La Nazione delle Piante, en cambio, es puro texto, porque se trata de desarrollar los artículos que constituyen la Constitución de esa nación sin Estado ni fronteras. Una vuelta de tuerca a los argumentos de El futuro es vegetal —el mejor que ha escrito—, en que explicó por qué en el reino vegetal están las claves para corregir los atentados que la humanidad ha cometido contra el planeta.

“La nación de la plantas no reconoce la jerarquía animal, fundada en centros de mando y funciones específicas, y promueve las democracias vegetales difusas y descentralizadas”, leemos en el artículo tercero. Y en el octavo y último: “La nación de las plantas reconoce y garantiza la práctica de la ayuda recíproca y el apoyo mutuo entre las comunidades naturales de seres vivos”. El estudioso de las plantas se ha convertido en su portavoz, en su abogado, para revitalizar el género de la utopía.

Su exposición en la Trienal de Milán, de hecho, contrasta con la muestra central, Broken Nature, comisariada por la prestigiosa curadora Paola Antonelli, que explora a través del arte y del diseño cómo el ser humano ha roto sistemáticamente sus vínculos con el planeta. En ella predomina la distopía.

Se trata de la segunda incursión de peso de Mancuso en el ámbito museístico. El verano pasado sorprendió con El Experimento de Florencia, un proyecto con el artista Carsten Höller: los visitantes se tiraban por un tobogán alucinante con una planta en el regazo y después podían comparar, gracias a los sensores, cómo habían reaccionado ambos cuerpos durante la caída. La estructura era, por supuesto, de inspiración vegetal.

También hay una sintonía radical entre la forma y el contenido en las canciones de Botanica, el disco y espectáculo que Mancuso concibió con Deproducers y que ha recorrido los escenarios de toda Italia. Así, el tema en que se habla de la fotosíntesis reproduce en su partitura los ritmos de ese proceso; o cuando se refiere a la dendrocronología simula musicalmente los aros concéntricos que crecen en el interior de los árboles.

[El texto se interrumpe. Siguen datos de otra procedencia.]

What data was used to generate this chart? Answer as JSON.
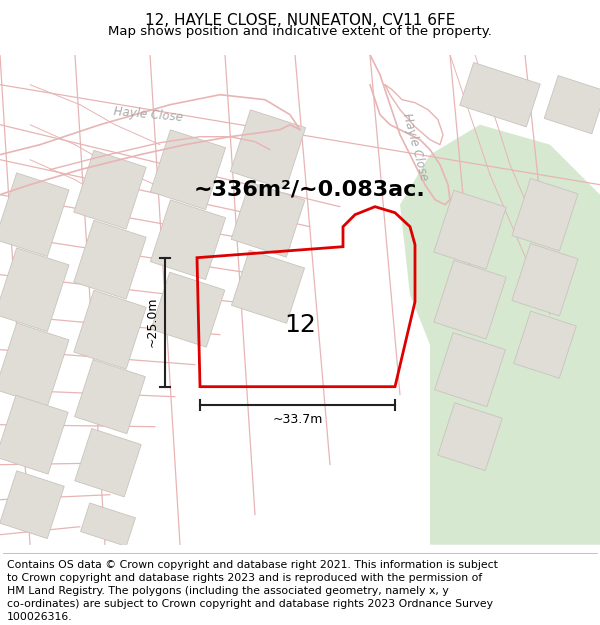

Mancuso no cesa de ensayar maneras de narrar esos otros seres vivos, que —de tan presentes— no hemos visto durante millones de años. Las plantas son tan raras, según nuestros parámetros antropocéntricos, que están diseñadas para ser comidas por los animales. Así logran que éstos las protejan, las cultiven, las alimenten, las hagan viajar.

Sus estrategias de supervivencia y de adaptación han sido, desde siempre, totalmente distintas de las animales, porque las plantas apostaron por las raíces, por el sedentarismo. Su necesaria relación con las especies motrices siempre se basó en la seducción. Las plantas nos seducen sobre todo por su fruto, a través de él se aseguran de que las cuidaremos y las difundiremos. Como dice Mancuso: “El tabaco invierte un 30 por ciento de su energía, más o menos lo que un ser humano invierte en su vivienda, en producir nicotina, con el único objetivo de generar dependencia en los animales que lo consuman”.

El error es pensarlas “como animales minusválidos, a quienes les falta algo, movimiento, cerebro, mirada”. Y concluye: “Hay que acercarse a ellas al revés, sin el prejuicio animal: son una forma increíble de inteligencia, como de otro planeta”.